过去,这个军团里也出现过许多不死人,他们都发了狂、成了可怕的怪物,而我曾杀死过其中几个人,其中包括我们的朋友米格尔,因为他也疯了,就像其他不死人一样,为了血肉与灵魂而疯狂。在许多地方……在这个不吉利的团队里,不死人是比瘟疫还可怕的祸害,它会害死我们、让整个组织陷入万劫不复的深渊,于是大伙总是毫不留情,试着将所有的变质者都一一屏除……就算是亲人也一样。

没关系的。我们总是告诉自己,这是个行为是基于生者的荣誉,毕竟成为了不死之身就跟死了没两样——那个东西虽会动、但却永远不是活的,不死人仅仅是一具让邪灵附体的尸骸,而尸骸行走于世间就是污蔑生者的尊严,所以我们要让它安眠、永远地离开与人世隔离……

这是我们的正义,与世间洪流不谋而合;然而,不如说,如果不这么作,我们就无法乘洪流而走,无法成就大事。所以我们不可能留下不死人,这是为了弗雷米莫、也是为了所有被压迫的异民,大伙想一偿百年来的痛苦与恐惧,为此,我们甘愿付出一切,纵使步入深渊……也甘之如饴。

可是现在的我在做什么?我是为了谁而苟且于世上?我有什么权力能这么作?

‘不要多想,傻小子,好好的过日子……然后有天把他们过来,让伯尼斯人也成为我们的伙伴。’

‘你会后悔的。’

‘先别让自己后悔吧,骑士大人。’

现在,我又该怎么响应前辈的愚善?是要感谢、抑或咒骂?我不知道,就连现在也不明白……也许是因为我根本没资格开口回应他,因为我一度想杀死,那个受不死所腐蚀人格……不,我本来就是那种人,那种渺小而卑劣的人物……因为我是这样的人,是一度想杀死前辈、意图让秘密永远深埋土中的烂人,所以我根本没有资格开口说任何话……

我只能假装自己像个悲剧人物,在他面前,我的一举一动都是欺瞒……口头上说的豁达,心里却满是疙瘩。

为什么是我?为什么要选在这个时候?

我做错了什么?谁注定了这个未来将万劫不复?

难道……难道没有任何方法了吗?从此太阳将离我远去,世上万物都将敌视我、直到永远?

我不想成为不死人。

我不想消失在地牢。

……我不愿……失去一切。但我的一切又是什么?……我曾有过任何东西吗?

……哈哈哈……哈哈、哈哈哈哈——……

哈哈……

……

……两个月后,在一个白昼、仲春的破晓,我随同大队长灰塔一起前往伯尼斯边境。

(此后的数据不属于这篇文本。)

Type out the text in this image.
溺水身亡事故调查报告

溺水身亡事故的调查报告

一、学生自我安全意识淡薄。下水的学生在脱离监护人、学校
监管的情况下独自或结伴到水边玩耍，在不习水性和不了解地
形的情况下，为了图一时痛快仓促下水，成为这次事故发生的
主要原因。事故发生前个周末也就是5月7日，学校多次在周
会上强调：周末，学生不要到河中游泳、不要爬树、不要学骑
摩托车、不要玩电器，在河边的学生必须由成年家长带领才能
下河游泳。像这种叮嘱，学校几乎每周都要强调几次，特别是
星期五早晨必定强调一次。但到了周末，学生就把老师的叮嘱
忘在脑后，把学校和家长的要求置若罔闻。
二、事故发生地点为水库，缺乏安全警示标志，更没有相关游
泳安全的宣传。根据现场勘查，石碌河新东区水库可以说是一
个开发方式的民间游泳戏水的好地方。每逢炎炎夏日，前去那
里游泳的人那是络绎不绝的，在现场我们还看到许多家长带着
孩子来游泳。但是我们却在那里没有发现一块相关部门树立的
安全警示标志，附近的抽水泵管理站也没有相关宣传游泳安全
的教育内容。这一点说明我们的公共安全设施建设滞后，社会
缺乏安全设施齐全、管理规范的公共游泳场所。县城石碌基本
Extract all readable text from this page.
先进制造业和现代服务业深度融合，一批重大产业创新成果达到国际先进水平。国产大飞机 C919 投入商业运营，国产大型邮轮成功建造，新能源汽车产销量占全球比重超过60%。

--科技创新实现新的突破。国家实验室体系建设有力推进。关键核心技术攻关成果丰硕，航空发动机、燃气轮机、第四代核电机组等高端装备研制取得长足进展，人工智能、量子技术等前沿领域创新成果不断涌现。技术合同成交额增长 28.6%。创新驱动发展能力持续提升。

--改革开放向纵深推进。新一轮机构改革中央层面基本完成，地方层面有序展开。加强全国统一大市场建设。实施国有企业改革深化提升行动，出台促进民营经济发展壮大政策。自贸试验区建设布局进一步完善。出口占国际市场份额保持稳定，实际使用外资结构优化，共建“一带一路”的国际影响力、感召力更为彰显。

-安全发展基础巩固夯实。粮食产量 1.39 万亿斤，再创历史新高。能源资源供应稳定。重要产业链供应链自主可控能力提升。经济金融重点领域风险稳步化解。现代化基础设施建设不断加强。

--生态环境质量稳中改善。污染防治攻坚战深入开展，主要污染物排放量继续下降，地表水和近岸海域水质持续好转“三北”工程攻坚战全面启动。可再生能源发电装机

我们驾马从伯尼斯城之东离去,延着仲夏河一路南下。

灰塔就跟前几次战役中的他一样,那个人有些急躁,与前辈的沉着截然不同;那位灰塔先生为人精悍,与前辈的厚道差异甚大。不过他是个好人,至少曾是如此,就跟所有我认识的好战士一样值得追随,只是我不懂自己到底是因为灰塔的大名才想加入伯尼斯、还是仅仅是为了一个名号……也可能,我只是想要离开,试图摆脱某些纠葛一生的恐惧。但我注定要为它们所苦,然后如同瘟疫一般将自身的不幸给散播出去……到哪都一样,这份生命注定永远黯淡。